Question

Prove that angle bisector of any angle of a triangle and perpendicular bisector of the opposite side if intersect, they will intersect on the circumcircle of the triangle.

Answer 1

Proof of the statement:

Consider the triangle $∆ABC$

We have to prove that the angle bisector of $\angle A$ and perpendicular bisector of $BC$ intersect on the circumcircle of $∆ABC$

Let the angle bisector of $\angle A$ intersect circumcircle of $∆ABC$ at $P$

Join $BP$ and $CP$

So, $\angle BAP=\angle BCP$ (Angles made by a chord on circumference in same segment are equal)

Since, $AP$ is a bisector of $\angle A$

$\angle BAP=\angle PAC$

$\angle A=\angle BAP+\angle PAC$

So, $\angle BAP=\angle BCP=\frac{1}{2}\angle A$ ……..(i)

Similarly $\angle PAC=\angle PBC=\frac{1}{2}\angle A$ …….(ii)

From (i) and (ii)

$\angle BCP=\angle PBC$

In $∆BPC$

$\angle BCP=\angle PBC$

So, $BP=CP$ (Opposite sides of equal angles are equal in a triangle)

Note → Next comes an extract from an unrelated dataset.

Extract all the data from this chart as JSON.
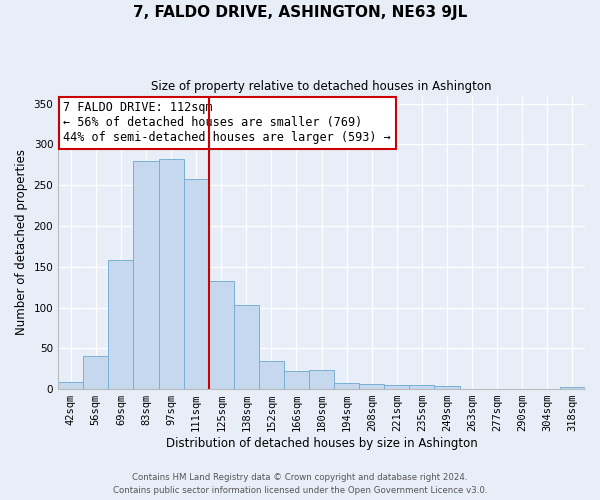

Now, perpendicular bisector of side $BC$ of triangle $∆BPC$ will pass via vertex $P$,

Because $∆BPC$ is an isosceles triangle.

Therefore, angle bisector of $\angle A$ and perpendicular bisector of $BC$ intersect on the circumcircle of $∆ABC$.

Hence,it is proved that angle bisector of any angle of a triangle and perpendicular bisector of the opposite side if intersect, they will intersect on the circumcircle of the triangle.